Segundo Kelly Cristina, coordenadora de comunicação da Associação Caatinga, a reintrodução dos periquitos-cara-suja na natureza só foi possível graças ao trabalho junto às 40 comunidades locais, que formaram um cinturão de proteção ao redor da reserva.

“Para receber os periquitos, a Serra das Almas passou por adaptações, como a construção de um viveiro de aclimatação de 6m x 8m, onde os animais foram preparados para a soltura. Além disso, a equipe de guarda-parques foi capacitada pelos técnicos do Projeto Cara Suja para realizar o cuidado e o monitoramento das aves transferidas”.

Além de abrigar espécies ameaçadas de extinção, como o próprio periquito-cara-suja, a Serra das Almas desempenha um papel crucial na manutenção de serviços ecossistêmicos, como a proteção de nascentes e a preservação do bioma Caatinga.

Arvorar: ciência e educação para a conservação

O parque temático Arvorar, inaugurado no último dia 6, tem como principal foco a educação e a conservação ambiental. Além de abrigar projetos como o Refaunar Arvorar, o espaço promove atividades voltadas para o engajamento comunitário e a conscientização sobre a importância da fauna e flora locais.

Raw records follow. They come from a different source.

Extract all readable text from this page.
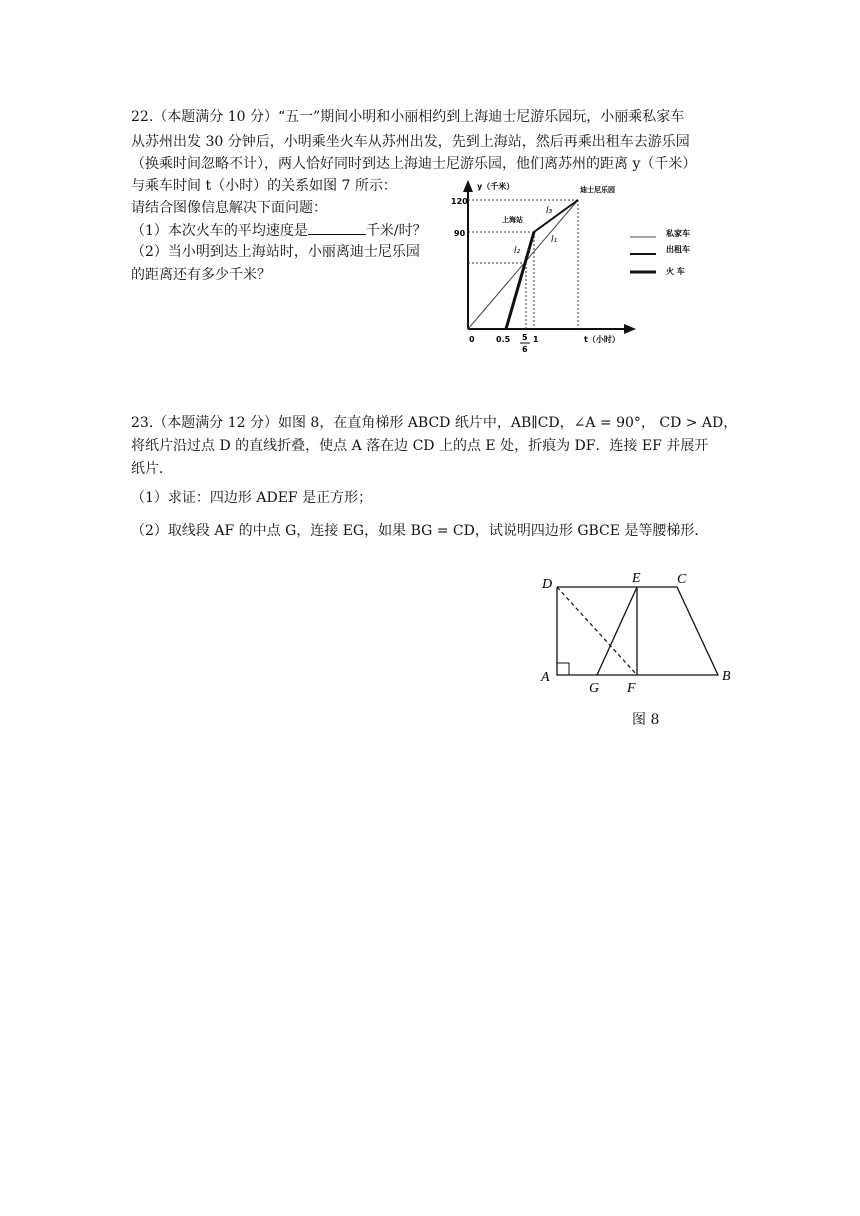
22.（本题满分 10 分）“五一”期间小明和小丽相约到上海迪士尼游乐园玩，小丽乘私家车
从苏州出发 30 分钟后，小明乘坐火车从苏州出发，先到上海站，然后再乘出租车去游乐园
（换乘时间忽略不计），两人恰好同时到达上海迪士尼游乐园，他们离苏州的距离 y（千米）
与乘车时间 t（小时）的关系如图 7 所示：
请结合图像信息解决下面问题：
（1）本次火车的平均速度是	千米/时？
（2）当小明到达上海站时，小丽离迪士尼乐园
的距离还有多少千米？
120
90
0	0.5 5
6
1
y（千米）
t（小时）
迪士尼乐园
上海站
l₃
l₂
l₁
私家车
出租车
火 车
23.（本题满分 12 分）如图 8，在直角梯形 ABCD 纸片中，AB∥CD，∠A = 90°， CD > AD，
将纸片沿过点 D 的直线折叠，使点 A 落在边 CD 上的点 E 处，折痕为 DF．连接 EF 并展开
纸片．
（1）求证：四边形 ADEF 是正方形；
（2）取线段 AF 的中点 G，连接 EG，如果 BG = CD，试说明四边形 GBCE 是等腰梯形．
D	E	C
A
G F
B
图 8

“Nosso objetivo é que o visitante venha até o parque e seja impactado de alguma forma, queremos que ele conheça mais sobre a nossa biodiversidade para que ele possa ajudar a conservá-la. Por isso nos preocupamos em proporcionar uma experiência imersiva de conexão com a natureza”, destaca Leanne Peixoto, gerente do Parque Arvorar.

Com a soltura dos periquitos-cara-suja, o projeto reforça sua missão de resgatar espécies ameaçadas e contribuir para a recuperação do equilíbrio ecológico da Caatinga. A iniciativa promete inspirar novas ações de conservação no Brasil e no mundo.